Acid and redox reaction rates of CH3OH-O2 mixtures on polyoxometalate (POM) clusters, together with isotopic, spectroscopic, and theoretical assessments of catalyst properties and reaction pathways, were used to define rigorous descriptors of reactivity and to probe the compositional effects for oxidative dehydrogenation (ODH) and dehydration reactions. 31P-MAS NMR, transmission electron microscopy and titrations of protons with di-tert-butylpyridine during catalysis showed that POM clusters retained their Keggin structure upon dispersion on SiO2 and after use in CH3OH reactions. The effects of CH3OH and O2 pressures and of D-substitution on ODH rates show that C–H activation in molecularly adsorbed CH3OH is the sole kinetically relevant step and leads to reduced centers as intermediates present at low coverages; their concentrations, measured from UV–vis spectra obtained during catalysis, are consistent with the effects of CH3OH/O2 ratios predicted from the elementary steps proposed.

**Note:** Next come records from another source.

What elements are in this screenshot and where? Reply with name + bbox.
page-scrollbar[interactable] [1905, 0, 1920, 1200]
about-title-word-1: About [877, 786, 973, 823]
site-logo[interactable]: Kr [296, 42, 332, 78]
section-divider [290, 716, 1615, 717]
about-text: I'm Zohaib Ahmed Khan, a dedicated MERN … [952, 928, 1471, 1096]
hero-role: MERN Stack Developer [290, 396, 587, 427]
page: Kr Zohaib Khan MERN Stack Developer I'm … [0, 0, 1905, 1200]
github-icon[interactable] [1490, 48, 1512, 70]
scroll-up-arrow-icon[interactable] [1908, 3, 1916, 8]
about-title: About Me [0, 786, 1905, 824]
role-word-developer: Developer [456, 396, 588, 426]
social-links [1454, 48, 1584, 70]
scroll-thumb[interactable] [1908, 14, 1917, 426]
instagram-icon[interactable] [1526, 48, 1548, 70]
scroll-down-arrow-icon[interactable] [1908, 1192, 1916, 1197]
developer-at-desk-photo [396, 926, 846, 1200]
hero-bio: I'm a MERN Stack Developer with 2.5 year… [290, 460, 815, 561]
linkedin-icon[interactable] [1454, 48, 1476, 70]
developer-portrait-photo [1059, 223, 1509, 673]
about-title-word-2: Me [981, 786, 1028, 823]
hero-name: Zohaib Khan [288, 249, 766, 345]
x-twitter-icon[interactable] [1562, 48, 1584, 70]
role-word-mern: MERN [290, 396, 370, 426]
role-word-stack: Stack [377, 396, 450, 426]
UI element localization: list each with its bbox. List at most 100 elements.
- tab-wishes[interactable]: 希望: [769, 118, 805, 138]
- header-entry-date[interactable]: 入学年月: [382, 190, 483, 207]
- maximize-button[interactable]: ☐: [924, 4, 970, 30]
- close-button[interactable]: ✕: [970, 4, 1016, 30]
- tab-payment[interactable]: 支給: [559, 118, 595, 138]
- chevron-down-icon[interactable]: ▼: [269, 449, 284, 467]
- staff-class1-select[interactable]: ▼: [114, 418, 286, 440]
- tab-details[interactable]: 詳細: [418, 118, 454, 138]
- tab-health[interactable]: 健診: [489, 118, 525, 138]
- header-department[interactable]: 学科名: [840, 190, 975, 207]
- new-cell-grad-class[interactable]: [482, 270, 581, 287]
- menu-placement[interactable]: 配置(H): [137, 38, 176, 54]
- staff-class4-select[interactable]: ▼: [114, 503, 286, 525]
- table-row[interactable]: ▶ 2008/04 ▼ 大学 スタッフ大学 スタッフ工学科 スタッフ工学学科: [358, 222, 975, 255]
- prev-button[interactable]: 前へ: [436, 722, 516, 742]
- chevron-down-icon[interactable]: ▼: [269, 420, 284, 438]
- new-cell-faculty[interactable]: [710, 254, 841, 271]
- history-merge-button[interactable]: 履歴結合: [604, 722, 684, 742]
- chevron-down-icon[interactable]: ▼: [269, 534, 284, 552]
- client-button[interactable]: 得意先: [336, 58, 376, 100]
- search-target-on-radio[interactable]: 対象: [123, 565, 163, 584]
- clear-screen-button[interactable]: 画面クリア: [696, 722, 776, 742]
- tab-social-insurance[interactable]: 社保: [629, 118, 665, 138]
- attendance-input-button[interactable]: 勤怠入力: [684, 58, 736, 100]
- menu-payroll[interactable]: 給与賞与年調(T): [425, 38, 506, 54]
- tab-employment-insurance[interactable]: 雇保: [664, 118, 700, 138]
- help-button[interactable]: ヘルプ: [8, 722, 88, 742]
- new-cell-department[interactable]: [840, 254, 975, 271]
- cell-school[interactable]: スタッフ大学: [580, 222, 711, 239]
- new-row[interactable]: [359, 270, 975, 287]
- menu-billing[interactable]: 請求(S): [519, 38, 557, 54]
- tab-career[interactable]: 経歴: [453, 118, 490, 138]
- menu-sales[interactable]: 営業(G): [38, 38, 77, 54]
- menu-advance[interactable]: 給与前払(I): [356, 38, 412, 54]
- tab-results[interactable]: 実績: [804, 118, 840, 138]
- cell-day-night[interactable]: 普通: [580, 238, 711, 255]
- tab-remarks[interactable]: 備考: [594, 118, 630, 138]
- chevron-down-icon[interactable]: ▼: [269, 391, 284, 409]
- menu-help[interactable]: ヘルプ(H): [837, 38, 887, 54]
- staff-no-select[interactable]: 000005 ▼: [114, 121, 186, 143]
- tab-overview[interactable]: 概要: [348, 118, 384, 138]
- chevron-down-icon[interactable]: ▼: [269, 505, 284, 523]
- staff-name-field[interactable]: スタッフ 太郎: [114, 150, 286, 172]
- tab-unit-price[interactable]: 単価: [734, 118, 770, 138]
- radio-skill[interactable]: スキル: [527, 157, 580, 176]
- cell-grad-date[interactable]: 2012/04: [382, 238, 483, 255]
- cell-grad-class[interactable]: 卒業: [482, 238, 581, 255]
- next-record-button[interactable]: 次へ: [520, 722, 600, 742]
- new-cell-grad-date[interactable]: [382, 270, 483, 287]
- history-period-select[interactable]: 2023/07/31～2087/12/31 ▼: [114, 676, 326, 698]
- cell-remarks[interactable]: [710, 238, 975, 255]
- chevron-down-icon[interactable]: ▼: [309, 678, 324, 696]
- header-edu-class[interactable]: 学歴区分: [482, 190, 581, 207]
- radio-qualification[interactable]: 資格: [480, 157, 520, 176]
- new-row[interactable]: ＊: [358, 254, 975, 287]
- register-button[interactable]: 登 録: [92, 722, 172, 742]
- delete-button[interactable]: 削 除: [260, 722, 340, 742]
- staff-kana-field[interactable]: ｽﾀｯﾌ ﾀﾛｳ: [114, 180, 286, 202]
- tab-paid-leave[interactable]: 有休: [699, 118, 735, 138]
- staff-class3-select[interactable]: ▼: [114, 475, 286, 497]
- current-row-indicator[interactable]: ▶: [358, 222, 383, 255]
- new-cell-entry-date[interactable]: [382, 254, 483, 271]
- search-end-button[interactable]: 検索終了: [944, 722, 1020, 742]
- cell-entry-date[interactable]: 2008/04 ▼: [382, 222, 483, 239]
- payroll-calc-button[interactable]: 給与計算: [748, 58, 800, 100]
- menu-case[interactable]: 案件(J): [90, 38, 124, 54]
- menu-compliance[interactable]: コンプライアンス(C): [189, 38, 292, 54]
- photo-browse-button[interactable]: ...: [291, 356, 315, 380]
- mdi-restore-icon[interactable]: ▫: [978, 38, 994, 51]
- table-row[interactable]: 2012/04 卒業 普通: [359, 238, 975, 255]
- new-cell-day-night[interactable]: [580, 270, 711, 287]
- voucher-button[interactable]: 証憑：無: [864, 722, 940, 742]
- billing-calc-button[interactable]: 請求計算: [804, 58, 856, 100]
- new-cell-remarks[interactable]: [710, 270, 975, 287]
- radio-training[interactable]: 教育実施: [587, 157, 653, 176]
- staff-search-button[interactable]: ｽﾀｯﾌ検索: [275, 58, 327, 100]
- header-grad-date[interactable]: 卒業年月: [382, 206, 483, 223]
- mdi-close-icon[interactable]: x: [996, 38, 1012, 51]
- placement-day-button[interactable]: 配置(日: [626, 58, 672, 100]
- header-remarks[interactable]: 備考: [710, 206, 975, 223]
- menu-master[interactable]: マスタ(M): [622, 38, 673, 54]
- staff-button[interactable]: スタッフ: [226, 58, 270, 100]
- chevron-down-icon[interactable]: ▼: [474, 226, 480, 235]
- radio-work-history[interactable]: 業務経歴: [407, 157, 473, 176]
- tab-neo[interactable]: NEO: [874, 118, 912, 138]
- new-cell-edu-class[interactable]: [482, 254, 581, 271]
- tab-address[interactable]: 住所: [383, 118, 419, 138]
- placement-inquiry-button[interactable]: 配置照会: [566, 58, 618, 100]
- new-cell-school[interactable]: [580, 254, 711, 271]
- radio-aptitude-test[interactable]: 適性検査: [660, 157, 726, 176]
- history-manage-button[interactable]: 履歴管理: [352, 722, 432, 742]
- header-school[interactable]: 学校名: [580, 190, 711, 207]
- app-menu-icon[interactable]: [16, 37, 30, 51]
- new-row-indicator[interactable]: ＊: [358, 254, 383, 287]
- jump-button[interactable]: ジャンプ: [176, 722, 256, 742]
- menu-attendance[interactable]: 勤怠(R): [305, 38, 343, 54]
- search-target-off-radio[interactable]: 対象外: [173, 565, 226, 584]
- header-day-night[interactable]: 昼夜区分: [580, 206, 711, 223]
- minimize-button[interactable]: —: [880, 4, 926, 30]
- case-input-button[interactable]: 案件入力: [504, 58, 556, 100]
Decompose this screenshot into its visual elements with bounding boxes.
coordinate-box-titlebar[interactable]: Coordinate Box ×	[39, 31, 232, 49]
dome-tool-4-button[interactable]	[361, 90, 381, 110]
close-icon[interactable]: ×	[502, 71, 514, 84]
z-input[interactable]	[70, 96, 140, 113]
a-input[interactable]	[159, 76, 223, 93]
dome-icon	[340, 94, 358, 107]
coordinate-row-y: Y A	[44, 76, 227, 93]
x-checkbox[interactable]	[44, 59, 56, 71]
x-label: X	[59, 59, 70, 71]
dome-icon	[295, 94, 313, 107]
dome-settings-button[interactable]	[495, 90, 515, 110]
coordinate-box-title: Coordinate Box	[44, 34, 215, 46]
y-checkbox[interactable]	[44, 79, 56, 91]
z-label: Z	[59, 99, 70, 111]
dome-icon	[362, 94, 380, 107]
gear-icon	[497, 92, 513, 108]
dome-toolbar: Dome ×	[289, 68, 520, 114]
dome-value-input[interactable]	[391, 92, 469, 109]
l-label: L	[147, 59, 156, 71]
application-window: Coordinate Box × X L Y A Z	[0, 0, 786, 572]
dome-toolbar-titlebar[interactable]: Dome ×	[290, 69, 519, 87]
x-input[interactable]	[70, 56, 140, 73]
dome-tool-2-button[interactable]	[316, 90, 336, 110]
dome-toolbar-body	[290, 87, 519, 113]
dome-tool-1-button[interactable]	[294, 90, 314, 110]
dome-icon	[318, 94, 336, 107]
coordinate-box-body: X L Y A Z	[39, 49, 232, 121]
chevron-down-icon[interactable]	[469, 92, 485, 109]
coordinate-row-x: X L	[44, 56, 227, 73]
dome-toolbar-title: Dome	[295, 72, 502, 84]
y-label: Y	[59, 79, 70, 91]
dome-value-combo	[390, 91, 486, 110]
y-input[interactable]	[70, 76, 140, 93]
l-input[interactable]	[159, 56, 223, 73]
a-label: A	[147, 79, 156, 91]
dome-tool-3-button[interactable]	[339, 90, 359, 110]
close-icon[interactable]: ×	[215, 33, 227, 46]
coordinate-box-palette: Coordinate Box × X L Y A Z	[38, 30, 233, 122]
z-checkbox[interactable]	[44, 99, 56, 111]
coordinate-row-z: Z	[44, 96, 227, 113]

First-order ODH rate constants depend strongly on the addenda atoms (Mo vs W) but weakly on the central atom (P vs Si) in POM clusters, because C–H activation steps inject electrons into the lowest unoccupied molecular orbitals (LUMO) of the clusters, which are the d-orbitals at Mo6+ and W6+ centers. H-atom addition energies (HAE) at O-atoms in POM clusters represent the relevant theoretical probe of the LUMO energies and of ODH reactivity. The calculated energies of ODH transition states at each O-atom depend linearly on their HAE values with slopes near unity, as predicted for late transition states in which electron transfer and C–H cleavage are essentially complete. HAE values averaged over all accessible O-atoms in POM clusters provide the appropriate reactivity descriptor for oxides whose known structures allow accurate HAE calculations. CH3OH dehydration proceeds via parallel pathways mediated by late carbenium-ion transition states; effects of composition on dehydration reactivity reflect changes in charge reorganizations and electrostatic forces that stabilize protons at Brønsted acid sites.